主演はミスキャストではないかと思います。実力、個性のある2人をこういう風に使っていいんだろうかと思いました。ハンクスはしかめっ面をして最後にソフィーに対して父親的な愛情をチラリ。わざわざハンクスを呼んで来た意味がありません。
小説では「ハリソン・フォードのような(いい)男」ということになっていたそうで、キャスティングの時はラッセル・クロウも候補に挙がっていたそうです。クロウよりは良さそうに思えるので、ハンクスにやらせるのは無論構いませんが、それならもうちょっと陰影を出せるような演出にしたらと思いました。
オードリー・トトゥーもストーカーのアメリを見た限りおもしろい女優で、好き嫌いはともかく、個性はたっぷりでした。それが平坦なメイク、平坦な演技、平坦な表情で、アメリーとは全然違います。狙っていた役どころは頭の良い女刑事か、色々な出来事に翻弄される親を失った若い女性。ところがなぜか彼女もハンクスも能面のようにワン・パターンのメイク、表情で、全然良さが使われていませんでした。マーケティングの成功から言うとこれは彼女の代表作になるのでしょうが、演技の面からは全然です。
その上ドイツ語版では《これがフランス人の話すドイツ語だろう》と考えてつけたアクセントが強く、邪魔に感じられました。ベルリンで何度もフランス人が話すドイツ語を聞いたことがありますが、それに比べ映画は「ありゃないだろう」でした。
ジャン・レノーやイアン・マッケランはいつも通りの役でいつも通りの演技。安心して見ていられますが、安全パイ。その中でいつものように悪役ですが、一応存在感を示していたのがポール・ベタニー。ヌード・シーンもありますが、後ろからなので、お子様連れの方でも両親はそれほどバツの悪い思いをせずに済むかと思われます。ただ宗教には苦行で身を清めるような習慣もあるので、それをご存知無いとびっくりするかも知れません。また、彼はアルビノの役なので白塗りです。少年時代虐めがあって、現在の彼があるという役どころなので何か他の人と違う点がないと行けなかったのでしょうが、別にアルビノという条件をつけなくても個性的な人を演じるのが上手な役者です。ダ・ヴィンチ・コードでは死に際の悲劇が良く出ていました。しかし同じ健康問題を抱える一般の人は迷惑でしょう。うちの近所でも太陽に当たると体がつらいので、対策をしながら外出しているドイツ人女性を1人見かけます。

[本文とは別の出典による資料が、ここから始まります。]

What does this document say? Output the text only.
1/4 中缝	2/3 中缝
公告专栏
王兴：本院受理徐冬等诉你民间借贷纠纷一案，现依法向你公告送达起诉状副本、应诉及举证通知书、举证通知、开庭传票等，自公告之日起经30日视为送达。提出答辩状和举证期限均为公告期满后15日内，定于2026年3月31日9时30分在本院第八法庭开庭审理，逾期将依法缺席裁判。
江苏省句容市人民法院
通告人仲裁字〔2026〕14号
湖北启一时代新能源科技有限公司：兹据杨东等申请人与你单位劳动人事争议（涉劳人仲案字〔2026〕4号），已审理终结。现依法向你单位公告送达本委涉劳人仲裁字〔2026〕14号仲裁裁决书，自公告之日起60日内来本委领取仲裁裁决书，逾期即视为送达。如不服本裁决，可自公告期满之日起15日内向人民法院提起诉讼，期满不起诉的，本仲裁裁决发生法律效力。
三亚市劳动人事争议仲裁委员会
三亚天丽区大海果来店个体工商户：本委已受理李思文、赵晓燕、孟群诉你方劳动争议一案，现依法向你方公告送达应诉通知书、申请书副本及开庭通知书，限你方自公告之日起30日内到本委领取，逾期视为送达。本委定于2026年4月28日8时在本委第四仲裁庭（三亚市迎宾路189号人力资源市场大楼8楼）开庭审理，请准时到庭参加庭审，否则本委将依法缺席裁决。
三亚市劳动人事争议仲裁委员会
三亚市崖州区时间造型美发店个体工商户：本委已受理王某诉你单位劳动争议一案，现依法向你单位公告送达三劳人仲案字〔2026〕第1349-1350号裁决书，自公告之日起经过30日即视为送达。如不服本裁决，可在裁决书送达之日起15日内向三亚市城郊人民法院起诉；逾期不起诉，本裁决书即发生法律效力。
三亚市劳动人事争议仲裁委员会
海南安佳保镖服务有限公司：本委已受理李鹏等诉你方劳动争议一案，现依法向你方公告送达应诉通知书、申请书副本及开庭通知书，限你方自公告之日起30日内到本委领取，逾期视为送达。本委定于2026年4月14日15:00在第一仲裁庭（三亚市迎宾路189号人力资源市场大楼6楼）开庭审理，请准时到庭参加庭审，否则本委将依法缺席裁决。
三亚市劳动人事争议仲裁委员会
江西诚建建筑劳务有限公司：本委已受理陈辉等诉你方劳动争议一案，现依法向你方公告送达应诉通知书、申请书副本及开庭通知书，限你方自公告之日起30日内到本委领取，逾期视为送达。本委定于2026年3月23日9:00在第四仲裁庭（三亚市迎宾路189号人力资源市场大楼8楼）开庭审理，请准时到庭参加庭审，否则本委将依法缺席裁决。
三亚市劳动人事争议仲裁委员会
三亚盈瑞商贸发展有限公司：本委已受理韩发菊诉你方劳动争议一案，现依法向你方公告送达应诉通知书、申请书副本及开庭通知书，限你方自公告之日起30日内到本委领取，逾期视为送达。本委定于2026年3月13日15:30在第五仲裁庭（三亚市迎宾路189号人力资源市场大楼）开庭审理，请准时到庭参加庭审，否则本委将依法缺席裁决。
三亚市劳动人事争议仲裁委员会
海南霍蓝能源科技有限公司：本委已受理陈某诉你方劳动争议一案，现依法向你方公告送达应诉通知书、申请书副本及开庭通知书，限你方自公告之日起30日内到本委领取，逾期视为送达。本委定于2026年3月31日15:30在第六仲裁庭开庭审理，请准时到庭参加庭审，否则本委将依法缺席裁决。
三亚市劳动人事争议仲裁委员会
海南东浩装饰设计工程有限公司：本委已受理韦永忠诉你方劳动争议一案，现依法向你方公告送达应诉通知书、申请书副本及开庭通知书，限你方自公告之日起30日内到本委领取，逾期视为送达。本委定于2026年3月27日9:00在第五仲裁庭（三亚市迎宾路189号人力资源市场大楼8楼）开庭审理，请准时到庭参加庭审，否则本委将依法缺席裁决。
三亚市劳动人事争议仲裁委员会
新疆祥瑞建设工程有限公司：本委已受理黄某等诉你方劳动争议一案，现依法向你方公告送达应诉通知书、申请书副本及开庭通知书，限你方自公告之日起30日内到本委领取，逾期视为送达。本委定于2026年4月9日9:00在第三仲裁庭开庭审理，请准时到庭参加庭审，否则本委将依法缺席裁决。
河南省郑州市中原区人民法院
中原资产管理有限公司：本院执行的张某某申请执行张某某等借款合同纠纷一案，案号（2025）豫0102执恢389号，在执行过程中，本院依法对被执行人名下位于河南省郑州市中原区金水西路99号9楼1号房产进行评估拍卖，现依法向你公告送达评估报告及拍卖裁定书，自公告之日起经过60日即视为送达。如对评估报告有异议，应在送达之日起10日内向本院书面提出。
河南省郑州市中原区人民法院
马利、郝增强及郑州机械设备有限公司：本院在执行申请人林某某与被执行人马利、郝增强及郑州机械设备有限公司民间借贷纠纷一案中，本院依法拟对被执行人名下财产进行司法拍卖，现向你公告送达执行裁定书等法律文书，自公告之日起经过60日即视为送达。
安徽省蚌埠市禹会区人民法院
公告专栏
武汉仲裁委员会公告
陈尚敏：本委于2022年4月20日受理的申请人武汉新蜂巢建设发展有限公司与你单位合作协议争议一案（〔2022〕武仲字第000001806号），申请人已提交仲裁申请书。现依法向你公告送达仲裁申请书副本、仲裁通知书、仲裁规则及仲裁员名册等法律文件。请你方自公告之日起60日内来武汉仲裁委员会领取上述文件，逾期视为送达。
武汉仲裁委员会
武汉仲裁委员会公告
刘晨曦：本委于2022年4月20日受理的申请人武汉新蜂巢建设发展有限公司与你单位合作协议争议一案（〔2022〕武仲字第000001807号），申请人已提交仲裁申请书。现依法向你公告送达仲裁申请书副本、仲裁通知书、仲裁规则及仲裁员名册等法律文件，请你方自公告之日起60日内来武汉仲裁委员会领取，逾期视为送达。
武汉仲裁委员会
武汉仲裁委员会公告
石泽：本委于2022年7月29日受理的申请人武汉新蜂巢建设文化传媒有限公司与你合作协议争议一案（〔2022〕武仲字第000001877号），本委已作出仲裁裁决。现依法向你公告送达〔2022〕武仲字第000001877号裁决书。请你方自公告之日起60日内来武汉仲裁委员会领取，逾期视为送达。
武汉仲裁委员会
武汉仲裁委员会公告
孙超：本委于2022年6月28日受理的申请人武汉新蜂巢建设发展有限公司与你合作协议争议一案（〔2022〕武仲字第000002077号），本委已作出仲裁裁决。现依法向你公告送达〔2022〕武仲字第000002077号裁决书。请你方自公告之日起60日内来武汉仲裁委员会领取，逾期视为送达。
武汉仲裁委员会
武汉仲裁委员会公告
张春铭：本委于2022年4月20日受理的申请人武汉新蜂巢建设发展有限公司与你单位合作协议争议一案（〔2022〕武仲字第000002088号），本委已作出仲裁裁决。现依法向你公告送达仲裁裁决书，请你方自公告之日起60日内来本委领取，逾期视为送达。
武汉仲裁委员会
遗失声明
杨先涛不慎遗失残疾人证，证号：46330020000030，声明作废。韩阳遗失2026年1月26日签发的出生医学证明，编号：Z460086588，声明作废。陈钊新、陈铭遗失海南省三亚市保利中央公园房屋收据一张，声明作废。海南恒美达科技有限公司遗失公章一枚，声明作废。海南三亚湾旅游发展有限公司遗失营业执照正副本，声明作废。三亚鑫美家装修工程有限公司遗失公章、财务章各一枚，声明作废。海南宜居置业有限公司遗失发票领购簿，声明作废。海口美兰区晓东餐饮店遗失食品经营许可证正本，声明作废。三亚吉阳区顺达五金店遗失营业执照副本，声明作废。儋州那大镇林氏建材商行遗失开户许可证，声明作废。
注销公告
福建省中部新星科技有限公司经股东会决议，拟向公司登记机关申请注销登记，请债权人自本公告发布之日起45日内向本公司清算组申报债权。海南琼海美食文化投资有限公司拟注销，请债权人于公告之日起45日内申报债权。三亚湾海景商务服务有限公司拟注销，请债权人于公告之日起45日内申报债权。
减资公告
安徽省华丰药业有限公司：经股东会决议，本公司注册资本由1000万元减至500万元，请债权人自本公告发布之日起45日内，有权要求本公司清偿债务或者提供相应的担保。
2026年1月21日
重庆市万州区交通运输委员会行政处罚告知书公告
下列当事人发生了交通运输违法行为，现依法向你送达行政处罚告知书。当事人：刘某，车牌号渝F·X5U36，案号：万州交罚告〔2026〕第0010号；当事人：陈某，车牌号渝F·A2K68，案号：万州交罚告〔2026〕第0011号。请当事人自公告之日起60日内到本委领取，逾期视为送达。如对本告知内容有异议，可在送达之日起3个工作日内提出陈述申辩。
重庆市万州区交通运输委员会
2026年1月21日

当事者は大変そうです。
あれだけお金をかけ、有名どころの俳優を動員し、博物館、金持ちの館、教会、飛行機まで動員し、歴史のシーンも画面で見せるのだったら、何かもうちょっとひねった方が良かったと思うのです。例えば与太話に決まっているナイト・ウォッチが最高におもしろかったのはその、一捻りがあったから。今DVDが売り出されたところなのですが、買おうかと迷っているところです。
宗教的なテーマを扱っているので、教会側から抗議があったり、白子を悪役にしているので、代表する団体から抗議があったりするそうですが、私は一歩下がって、これはフィクション、エンターテイメントだとする制作側の意見に賛成せざるを得ません。「なぜマジに取るの?ナショナル・トレジャーと変わらないじゃない」と言いたいのです。しかしあの軽いタッチのナショナル・トレジャーと比較されては制作側は嫌がるかも知れません。
本編は予告で受けた印象とかなり違う展開になり、最後まで見るとカンヌ映画祭で失笑が漏れたという話も分かるような気がします。強引にマーケティングで押し切ったようですが、もう少し方の力を抜いて楽しい与太話という路線にした方が良かったかも知れません。